Inherits From: Layer, Module
tf.keras.layers.experimental.preprocessing.PreprocessingLayer(
**kwargs
)
Don't use this class directly: it's an abstract base class! You may
be looking for one of the many built-in
preprocessing layers
instead.
Preprocessing layers are layers whose state gets computed before model
training starts. They do not get updated during training. Most
preprocessing layers implement an adapt() method for state computation.
The PreprocessingLayer class is the base class you would subclass to
implement your own preprocessing layers.
Attributes |
|---|
is_adapted
|
Whether the layer has been fit to data already.
|
Methods
adapt
View source
adapt(
data, batch_size=None, steps=None
)
Fits the state of the preprocessing layer to the data being passed.
After calling adapt on a layer, a preprocessing layer's state will not
update during training. In order to make preprocessing layers efficient
in any distribution context, they are kept constant with respect to any
compiled tf.Graphs that call the layer. This does not affect the layer
use when adapting each layer only once, but if you adapt a layer
multiple times you will need to take care to re-compile any compiled
functions as follows:
- If you are adding a preprocessing layer to a
keras.Model, you need
to call model.compile after each subsequent call to adapt.

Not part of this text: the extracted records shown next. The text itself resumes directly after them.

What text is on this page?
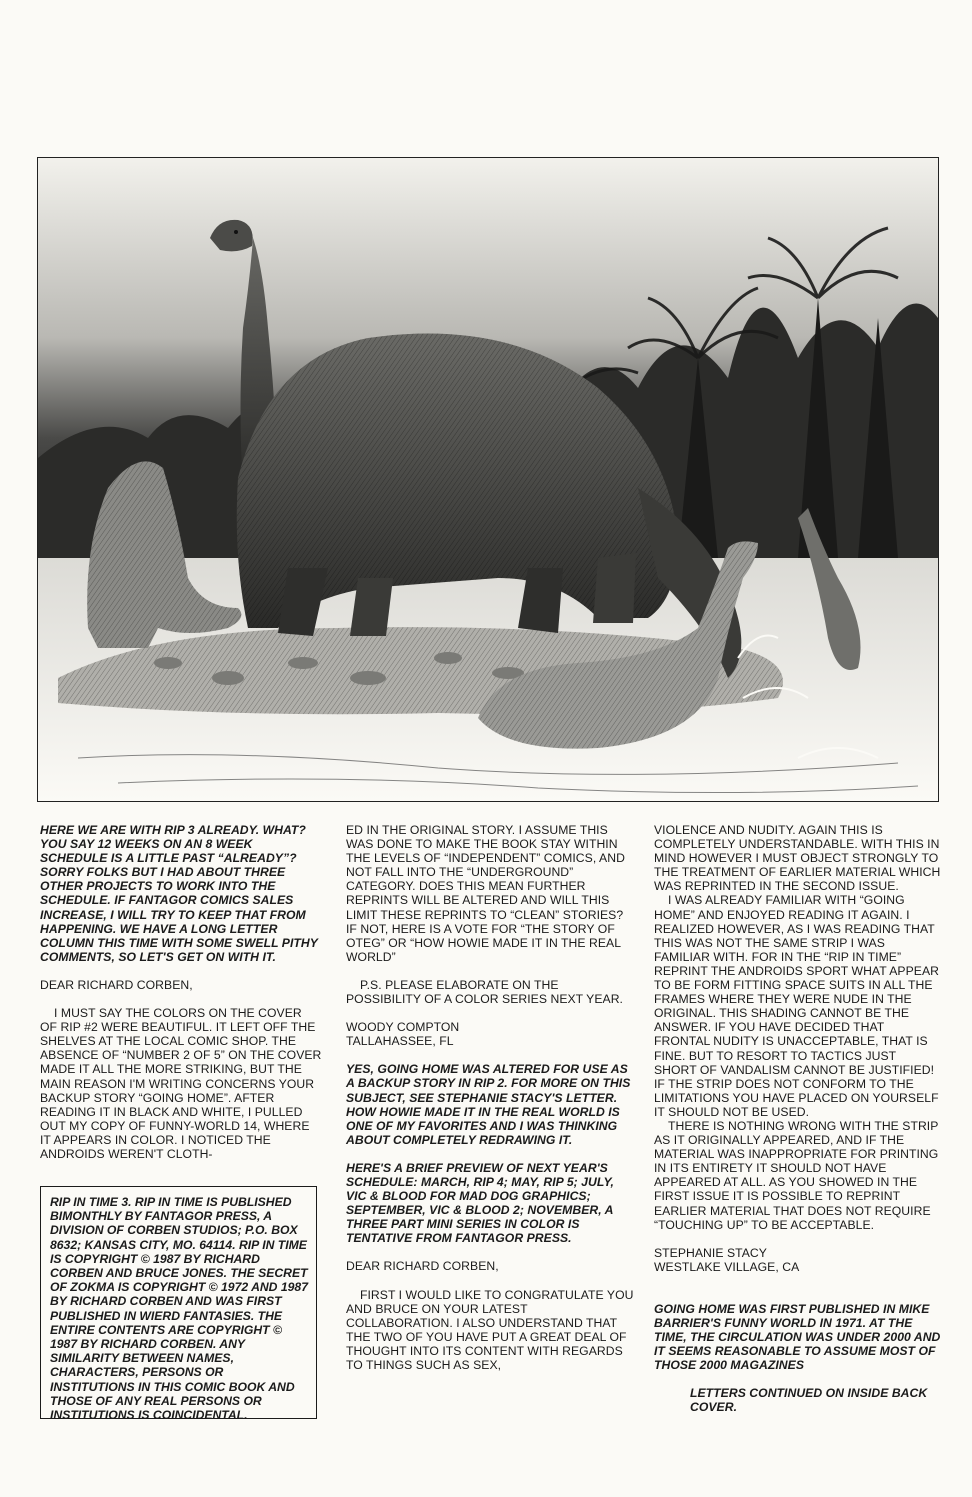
HERE WE ARE WITH RIP 3 ALREADY. WHAT? YOU SAY 12 WEEKS ON AN 8 WEEK SCHEDULE IS A LITTLE PAST “ALREADY”? SORRY FOLKS BUT I HAD ABOUT THREE OTHER PROJECTS TO WORK INTO THE SCHEDULE. IF FANTAGOR COMICS SALES INCREASE, I WILL TRY TO KEEP THAT FROM HAPPENING. WE HAVE A LONG LETTER COLUMN THIS TIME WITH SOME SWELL PITHY COMMENTS, SO LET'S GET ON WITH IT.

DEAR RICHARD CORBEN,

I MUST SAY THE COLORS ON THE COVER OF RIP #2 WERE BEAUTIFUL. IT LEFT OFF THE SHELVES AT THE LOCAL COMIC SHOP. THE ABSENCE OF “NUMBER 2 OF 5” ON THE COVER MADE IT ALL THE MORE STRIKING, BUT THE MAIN REASON I'M WRITING CONCERNS YOUR BACKUP STORY “GOING HOME”. AFTER READING IT IN BLACK AND WHITE, I PULLED OUT MY COPY OF FUNNY-WORLD 14, WHERE IT APPEARS IN COLOR. I NOTICED THE ANDROIDS WEREN'T CLOTH-

RIP IN TIME 3. RIP IN TIME IS PUBLISHED BIMONTHLY BY FANTAGOR PRESS, A DIVISION OF CORBEN STUDIOS; P.O. BOX 8632; KANSAS CITY, MO. 64114. RIP IN TIME IS COPYRIGHT © 1987 BY RICHARD CORBEN AND BRUCE JONES. THE SECRET OF ZOKMA IS COPYRIGHT © 1972 AND 1987 BY RICHARD CORBEN AND WAS FIRST PUBLISHED IN WIERD FANTASIES. THE ENTIRE CONTENTS ARE COPYRIGHT © 1987 BY RICHARD CORBEN. ANY SIMILARITY BETWEEN NAMES, CHARACTERS, PERSONS OR INSTITUTIONS IN THIS COMIC BOOK AND THOSE OF ANY REAL PERSONS OR INSTITUTIONS IS COINCIDENTAL.

ED IN THE ORIGINAL STORY. I ASSUME THIS WAS DONE TO MAKE THE BOOK STAY WITHIN THE LEVELS OF “INDEPENDENT” COMICS, AND NOT FALL INTO THE “UNDERGROUND” CATEGORY. DOES THIS MEAN FURTHER REPRINTS WILL BE ALTERED AND WILL THIS LIMIT THESE REPRINTS TO “CLEAN” STORIES? IF NOT, HERE IS A VOTE FOR “THE STORY OF OTEG” OR “HOW HOWIE MADE IT IN THE REAL WORLD”

P.S. PLEASE ELABORATE ON THE POSSIBILITY OF A COLOR SERIES NEXT YEAR.

WOODY COMPTON
TALLAHASSEE, FL

YES, GOING HOME WAS ALTERED FOR USE AS A BACKUP STORY IN RIP 2. FOR MORE ON THIS SUBJECT, SEE STEPHANIE STACY'S LETTER. HOW HOWIE MADE IT IN THE REAL WORLD IS ONE OF MY FAVORITES AND I WAS THINKING ABOUT COMPLETELY REDRAWING IT.

HERE'S A BRIEF PREVIEW OF NEXT YEAR'S SCHEDULE: MARCH, RIP 4; MAY, RIP 5; JULY, VIC & BLOOD FOR MAD DOG GRAPHICS; SEPTEMBER, VIC & BLOOD 2; NOVEMBER, A THREE PART MINI SERIES IN COLOR IS TENTATIVE FROM FANTAGOR PRESS.

DEAR RICHARD CORBEN,

FIRST I WOULD LIKE TO CONGRATULATE YOU AND BRUCE ON YOUR LATEST COLLABORATION. I ALSO UNDERSTAND THAT THE TWO OF YOU HAVE PUT A GREAT DEAL OF THOUGHT INTO ITS CONTENT WITH REGARDS TO THINGS SUCH AS SEX,

VIOLENCE AND NUDITY. AGAIN THIS IS COMPLETELY UNDERSTANDABLE. WITH THIS IN MIND HOWEVER I MUST OBJECT STRONGLY TO THE TREATMENT OF EARLIER MATERIAL WHICH WAS REPRINTED IN THE SECOND ISSUE.

I WAS ALREADY FAMILIAR WITH “GOING HOME” AND ENJOYED READING IT AGAIN. I REALIZED HOWEVER, AS I WAS READING THAT THIS WAS NOT THE SAME STRIP I WAS FAMILIAR WITH. FOR IN THE “RIP IN TIME” REPRINT THE ANDROIDS SPORT WHAT APPEAR TO BE FORM FITTING SPACE SUITS IN ALL THE FRAMES WHERE THEY WERE NUDE IN THE ORIGINAL. THIS SHADING CANNOT BE THE ANSWER. IF YOU HAVE DECIDED THAT FRONTAL NUDITY IS UNACCEPTABLE, THAT IS FINE. BUT TO RESORT TO TACTICS JUST SHORT OF VANDALISM CANNOT BE JUSTIFIED! IF THE STRIP DOES NOT CONFORM TO THE LIMITATIONS YOU HAVE PLACED ON YOURSELF IT SHOULD NOT BE USED.

THERE IS NOTHING WRONG WITH THE STRIP AS IT ORIGINALLY APPEARED, AND IF THE MATERIAL WAS INAPPROPRIATE FOR PRINTING IN ITS ENTIRETY IT SHOULD NOT HAVE APPEARED AT ALL. AS YOU SHOWED IN THE FIRST ISSUE IT IS POSSIBLE TO REPRINT EARLIER MATERIAL THAT DOES NOT REQUIRE “TOUCHING UP” TO BE ACCEPTABLE.

STEPHANIE STACY
WESTLAKE VILLAGE, CA

GOING HOME WAS FIRST PUBLISHED IN MIKE BARRIER'S FUNNY WORLD IN 1971. AT THE TIME, THE CIRCULATION WAS UNDER 2000 AND IT SEEMS REASONABLE TO ASSUME MOST OF THOSE 2000 MAGAZINES

LETTERS CONTINUED ON INSIDE BACK COVER.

- If you are calling a preprocessing layer inside
tf.data.Dataset.map, you should call map again on the input
tf.data.Dataset after each adapt.
- If you are using a
tf.function directly which calls a preprocessing
layer, you need to call tf.function again on your callable after
each subsequent call to adapt.
tf.keras.Model example with multiple adapts:
layer = tf.keras.layers.Normalization(
axis=None)
layer.adapt([0, 2])
model = tf.keras.Sequential(layer)
model.predict([0, 1, 2])
array([-1., 0., 1.], dtype=float32)
layer.adapt([-1, 1])
model.compile() # This is needed to re-compile model.predict!
model.predict([0, 1, 2])
array([0., 1., 2.], dtype=float32)
tf.data.Dataset example with multiple adapts:
layer = tf.keras.layers.Normalization(
axis=None)
layer.adapt([0, 2])
input_ds = tf.data.Dataset.range(3)
normalized_ds = input_ds.map(layer)
list(normalized_ds.as_numpy_iterator())
[array([-1.], dtype=float32),
array([0.], dtype=float32),
array([1.], dtype=float32)]
layer.adapt([-1, 1])
normalized_ds = input_ds.map(layer) # Re-map over the input dataset.
list(normalized_ds.as_numpy_iterator())
[array([0.], dtype=float32),
array([1.], dtype=float32),
array([2.], dtype=float32)]
adapt() is meant only as a single machine utility to compute layer
state. To analyze a dataset that cannot fit on a single machine, see
Tensorflow Transform
for a multi-machine, map-reduce solution.
| Arguments |
|---|
data
|
The data to train on. It can be passed either as a tf.data
Dataset, or as a numpy array.
|
batch_size
|
Integer or None.
Number of samples per state update. If unspecified,
batch_size will default to 32. Do not specify the
batch_size if your data is in the form of datasets,
generators, or keras.utils.Sequence instances (since they
generate batches).
|
steps
|
Integer or None.
Total number of steps (batches of samples)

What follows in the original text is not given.